I read the list of files from a .txt file (each file and path on one line), and I'm using ubuntu 14.04. Thanks!
rsync does space splitting by default.
You can disable this using the -s (or --protect-args) flag, or you can escape the spaces within the filename
The shell is correctly passing the filename to rsync, but rsync interprets spaces as separating multiple paths on the same server. So in addition to double-quoting the variable expansion to make sure rsync sees the string as a single argument, you also need to quote the spaces within the filename.
If your filenames don't have apostrophes in them, you can do that with single quotes inside the double quotes:
rsync -aP "$user#$server:'$LINE'" "$local_folder"
If your filenames might have apostrophes in them, then you need to quote those (whether or not the filenames also have spaces).
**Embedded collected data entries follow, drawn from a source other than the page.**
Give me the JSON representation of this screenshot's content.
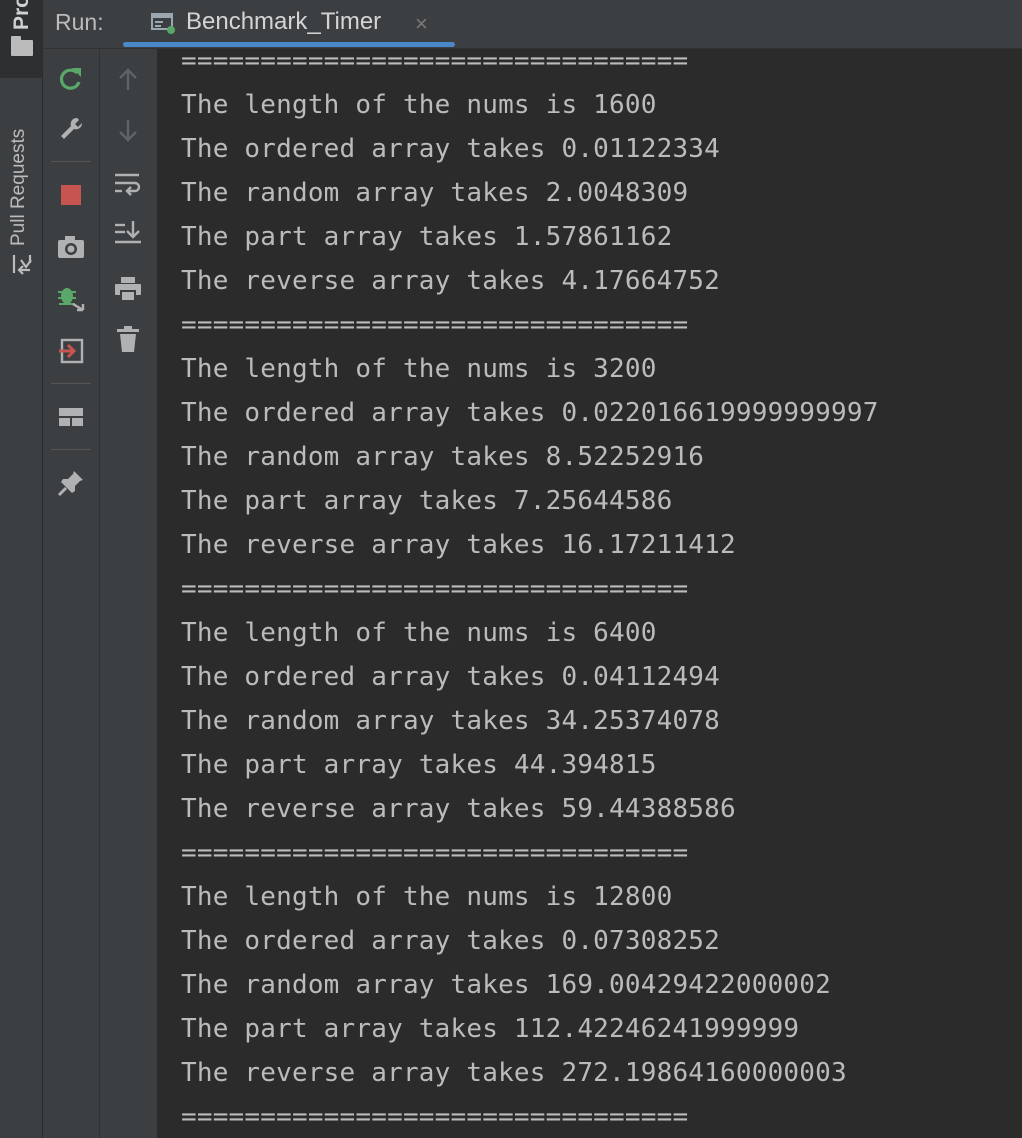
{
  "side_panel": {
    "project_tab": "Pro",
    "pull_requests_tab": "Pull Requests"
  },
  "header": {
    "run_label": "Run:",
    "tab_title": "Benchmark_Timer",
    "close_glyph": "×"
  },
  "toolbar": {
    "left": [
      "rerun-icon",
      "wrench-icon",
      "stop-icon",
      "camera-icon",
      "debug-restore-icon",
      "exit-icon",
      "layout-icon",
      "pin-icon"
    ],
    "right": [
      "arrow-up-icon",
      "arrow-down-icon",
      "soft-wrap-icon",
      "scroll-to-end-icon",
      "print-icon",
      "trash-icon"
    ]
  },
  "colors": {
    "background": "#2b2b2b",
    "panel": "#3c3f41",
    "text": "#bbbbbb",
    "accent": "#4a88c7",
    "stop": "#c75450",
    "rerun": "#59a869"
  },
  "console": {
    "lines": [
      "================================",
      "The length of the nums is 1600",
      "The ordered array takes 0.01122334",
      "The random array takes 2.0048309",
      "The part array takes 1.57861162",
      "The reverse array takes 4.17664752",
      "================================",
      "The length of the nums is 3200",
      "The ordered array takes 0.022016619999999997",
      "The random array takes 8.52252916",
      "The part array takes 7.25644586",
      "The reverse array takes 16.17211412",
      "================================",
      "The length of the nums is 6400",
      "The ordered array takes 0.04112494",
      "The random array takes 34.25374078",
      "The part array takes 44.394815",
      "The reverse array takes 59.44388586",
      "================================",
      "The length of the nums is 12800",
      "The ordered array takes 0.07308252",
      "The random array takes 169.00429422000002",
      "The part array takes 112.42246241999999",
      "The reverse array takes 272.19864160000003",
      "================================"
    ]
  }
}
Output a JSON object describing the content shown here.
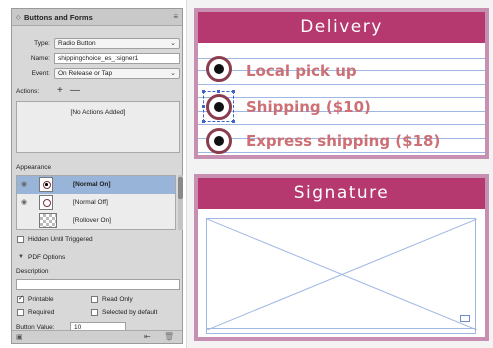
{
  "panel": {
    "title": "Buttons and Forms",
    "type_label": "Type:",
    "type_value": "Radio Button",
    "name_label": "Name:",
    "name_value": "shippingchoice_es_:signer1",
    "event_label": "Event:",
    "event_value": "On Release or Tap",
    "actions_label": "Actions:",
    "add_action": "+",
    "remove_action": "—",
    "no_actions": "[No Actions Added]",
    "appearance_label": "Appearance",
    "appearance_states": [
      {
        "label": "[Normal On]",
        "selected": true
      },
      {
        "label": "[Normal Off]",
        "selected": false
      },
      {
        "label": "[Rollover On]",
        "selected": false
      }
    ],
    "hidden_until_triggered": "Hidden Until Triggered",
    "pdf_options": "PDF Options",
    "description_label": "Description",
    "description_value": "",
    "printable": {
      "label": "Printable",
      "checked": true
    },
    "read_only": {
      "label": "Read Only",
      "checked": false
    },
    "required": {
      "label": "Required",
      "checked": false
    },
    "selected_by_default": {
      "label": "Selected by default",
      "checked": false
    },
    "button_value_label": "Button Value:",
    "button_value": "10"
  },
  "delivery": {
    "title": "Delivery",
    "options": [
      {
        "label": "Local pick up"
      },
      {
        "label": "Shipping ($10)"
      },
      {
        "label": "Express shipping ($18)"
      }
    ]
  },
  "signature": {
    "title": "Signature"
  },
  "colors": {
    "header_bg": "#b5396e",
    "card_border": "#c78fb1",
    "label_text": "#cc7076",
    "selection_blue": "#3f64c8",
    "row_highlight": "#98b4d8"
  }
}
You can use bash's built-in parameter substitution to do that (as long as you're on bash 4; older versions, such as the /bin/bash that ships on OS X, have issues with backslashes and apostrophes in such expressions). Here's what it looks like:
rsync -aP "$user#$server:'${LINE//\'/\'\\\'\'}'" "$local_folder"
Ugly, I know, but effective. Explanation follows after the other options.
If you're using an older bash or a different shell, you can use sed instead:
rsync -aP "$user#$server:'$(sed "s/'/'\\\\''/g" <<<"$LINE")'" "$local_folder"
... or if your shell also doesn't support <<< here-strings:
rsync -aP "$user#$server:'$(echo "$LINE" | sed "s/'/'\\\\''/g")'" "$local_folder"
Explanation: we want to replace all apostrophes with.. something that becomes a literal apostrophe in the middle of a single-quoted string. Since there's no way to escape anything inside single quotes, we have to first close the quotes, then add a literal apostrophe, and then re-open the quotes for the rest of the string. Effectively, that means we want to replace all occurrences of an apostrophe (') with the sequence (apostrophe, backslash, apostrophe, apostrophe): '\''. We can do that with either bash parameter expansion or sed.
In bash, ${varname/old/new} expands to the value of the variable $varname with the first occurrence of the string old replaced by the string new. Doubling the first slash ( ${varname//old/new} ) replaces all occurrences instead of just the first one. That's what we want here. But since both apostrophe and backslash are special to the shell, we have to put a(nother) backslash in front of every one of those characters in both expressions. That turns our old value into \', and our new one into \'\\\'\'.
The sed version is a little simpler, since apostrophes aren't special. Backslashes still are, so we have to put a \\ in the string to get a \ back. Since we want apostrophes in the string, it's easier to use a double-quoted string instead of a single-quoted one, but that means we need to double all the backslashes again to make sure the shell passes them on to sed unmolested. That's why the shell command has \\\\: that gets handed to sed as \\, which it outputs as \.